Last night, Dispatches finally aired their special programme on the sleazy, behind the scenes world of how our political parties are funded. The whole thing had been heavily trailed in the Telegraph over the last few weeks. Actually, nothing about it shocked me at all and in fact, what it really demonstrated more than anything else is public naivety about how funding of political parties actually works.
Here are some of the basics on the rules regarding party donations. Any donation lower than £7,500 you do not need to declare, if it is the only donation made to a party within one financial year (so you can’t just make fifteen £7k donations, for instance and not declare any of them). Informing someone that these are the rules, in other words simply explaining the system, is not against the law. If you really want to cover your ass, you simply tell the Electoral Commission about the donation anyway – you’ve over disclosed and the information is still not put into the public domain, which is all the donor cares about. Telling people that members of their family can donate money too if they want is not illegal either.

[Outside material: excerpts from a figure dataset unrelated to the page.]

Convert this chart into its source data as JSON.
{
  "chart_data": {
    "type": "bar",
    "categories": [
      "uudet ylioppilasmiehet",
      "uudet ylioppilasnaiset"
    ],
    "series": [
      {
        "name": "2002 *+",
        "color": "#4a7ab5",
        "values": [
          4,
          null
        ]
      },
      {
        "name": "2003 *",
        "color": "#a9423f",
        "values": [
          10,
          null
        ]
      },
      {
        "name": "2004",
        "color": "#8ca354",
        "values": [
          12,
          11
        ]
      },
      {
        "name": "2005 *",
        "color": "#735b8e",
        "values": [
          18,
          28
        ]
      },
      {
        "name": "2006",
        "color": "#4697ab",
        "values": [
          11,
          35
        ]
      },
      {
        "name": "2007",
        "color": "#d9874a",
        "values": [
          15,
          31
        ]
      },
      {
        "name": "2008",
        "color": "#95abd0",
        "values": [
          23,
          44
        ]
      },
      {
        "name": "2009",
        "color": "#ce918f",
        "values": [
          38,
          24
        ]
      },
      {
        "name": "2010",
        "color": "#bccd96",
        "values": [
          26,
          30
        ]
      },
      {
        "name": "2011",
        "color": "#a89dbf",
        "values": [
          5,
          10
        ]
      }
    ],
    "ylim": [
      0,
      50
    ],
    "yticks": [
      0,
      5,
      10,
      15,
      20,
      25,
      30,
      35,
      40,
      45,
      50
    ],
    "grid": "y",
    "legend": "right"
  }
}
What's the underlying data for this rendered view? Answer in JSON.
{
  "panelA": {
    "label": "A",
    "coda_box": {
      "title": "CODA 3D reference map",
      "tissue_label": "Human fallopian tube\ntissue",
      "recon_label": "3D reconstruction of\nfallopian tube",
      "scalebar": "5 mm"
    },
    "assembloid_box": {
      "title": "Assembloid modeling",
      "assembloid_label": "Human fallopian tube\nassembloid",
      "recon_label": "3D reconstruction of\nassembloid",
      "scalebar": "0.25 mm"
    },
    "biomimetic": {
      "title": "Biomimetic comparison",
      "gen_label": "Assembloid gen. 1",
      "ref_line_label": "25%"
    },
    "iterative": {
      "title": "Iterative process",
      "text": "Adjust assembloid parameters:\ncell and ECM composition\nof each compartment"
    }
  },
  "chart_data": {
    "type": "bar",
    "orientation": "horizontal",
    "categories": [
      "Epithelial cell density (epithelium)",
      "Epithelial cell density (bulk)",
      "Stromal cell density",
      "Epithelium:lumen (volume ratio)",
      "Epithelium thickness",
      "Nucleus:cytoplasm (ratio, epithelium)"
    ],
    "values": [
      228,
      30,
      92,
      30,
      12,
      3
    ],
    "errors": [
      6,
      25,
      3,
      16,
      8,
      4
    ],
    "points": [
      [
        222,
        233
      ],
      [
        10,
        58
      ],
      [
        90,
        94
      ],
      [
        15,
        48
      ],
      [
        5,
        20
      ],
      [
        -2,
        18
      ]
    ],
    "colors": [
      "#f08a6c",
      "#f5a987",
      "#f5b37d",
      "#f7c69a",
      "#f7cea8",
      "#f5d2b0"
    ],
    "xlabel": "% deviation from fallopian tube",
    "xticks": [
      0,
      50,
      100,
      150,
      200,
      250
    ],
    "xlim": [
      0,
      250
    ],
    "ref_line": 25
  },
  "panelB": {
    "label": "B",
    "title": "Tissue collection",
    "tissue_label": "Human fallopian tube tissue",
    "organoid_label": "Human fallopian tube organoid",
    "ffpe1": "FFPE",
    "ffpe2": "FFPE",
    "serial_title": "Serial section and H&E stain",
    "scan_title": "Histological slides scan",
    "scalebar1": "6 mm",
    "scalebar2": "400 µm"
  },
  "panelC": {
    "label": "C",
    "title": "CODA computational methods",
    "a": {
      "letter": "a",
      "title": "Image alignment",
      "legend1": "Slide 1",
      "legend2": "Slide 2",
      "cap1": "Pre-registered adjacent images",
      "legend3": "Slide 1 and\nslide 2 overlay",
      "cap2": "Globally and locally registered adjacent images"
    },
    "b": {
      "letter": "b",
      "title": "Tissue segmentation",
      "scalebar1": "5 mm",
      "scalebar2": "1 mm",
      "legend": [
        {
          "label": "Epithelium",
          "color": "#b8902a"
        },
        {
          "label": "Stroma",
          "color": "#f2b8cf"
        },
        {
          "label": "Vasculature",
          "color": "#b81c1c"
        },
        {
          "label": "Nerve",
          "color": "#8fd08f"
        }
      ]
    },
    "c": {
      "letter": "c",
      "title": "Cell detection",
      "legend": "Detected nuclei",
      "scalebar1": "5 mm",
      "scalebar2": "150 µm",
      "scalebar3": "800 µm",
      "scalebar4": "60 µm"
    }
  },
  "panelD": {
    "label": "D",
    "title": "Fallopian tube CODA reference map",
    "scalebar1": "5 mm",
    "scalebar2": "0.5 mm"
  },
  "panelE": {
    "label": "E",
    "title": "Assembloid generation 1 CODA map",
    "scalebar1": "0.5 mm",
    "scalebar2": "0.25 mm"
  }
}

Last year, the Lib Dems actually pushed forward legislation to lower these donation limits in terms of disclosure. The reforms were roundly lambasted by large sections of the third sector and by the whole of the Labour Party who described it as “the gagging bill”. What the public actually wants from the system, I’m not exactly sure of.
Political parties have to get money from somewhere to exist. There are rules around this, actually fairly strict ones by international standards (look to the US if you want to be really horrified). But we will never get “cash for access and/or influence” out of the system completely unless we’re willing to pay for it. In other words, political parties get state funding and are then not allowed to take outside donations. Simple, solves the problem. But I don’t want to fund that swine, you say. Can’t they just stick to the rules? To repeat what I said earlier, they are sticking to the rules – if you were horrified by Dispatches last night and the Telegraph stories these past few weeks, it is the rules themselves that horrify you. Well, I’m not paying for politicians and that’s final. Great – the politicians certainly don’t care. They have a system that works perfectly fine for them, thanks.
The Tories will never want to change the system because they benefit disproportionately from it (more people donate to the Conservative Party than any of the others for reasons I’ll leave you to puzzle out for yourselves); Labour would find it almost impossible to do so because the unions hate the idea (that’s their power gone in a flash). So it’s all an academic discussion, really.
But mock outrage winds me up anyway. Either demand the system changes or live with the sleaze. It’s your call, but pick one or the other, please.
James Graham says
This is a bit of a misrepresentation. Overall, I agree that the programme didn’t say anything that we didn’t know before, but Lord Strasburger encouraging Paul Wilmott to donate via his wife, and being fine about him donating via his “stepfather” was very much not simply following the rules. In the context of the fact that Ibrahim Taguri was caught making similar suggestions a few weeks ago, suggests the Lib Dems have a bit of a problem with just “sticking to the rules”.
It is also misleading to imply that the low reporting threshold in the lobbying act would also have applied to political parties. They wouldn’t have, any more than the rule including staff time applies to political parties.
Maybe we could have had a more sensible discussion if the Lib Dems didn’t think that one rule should apply to them, and another to their opponents?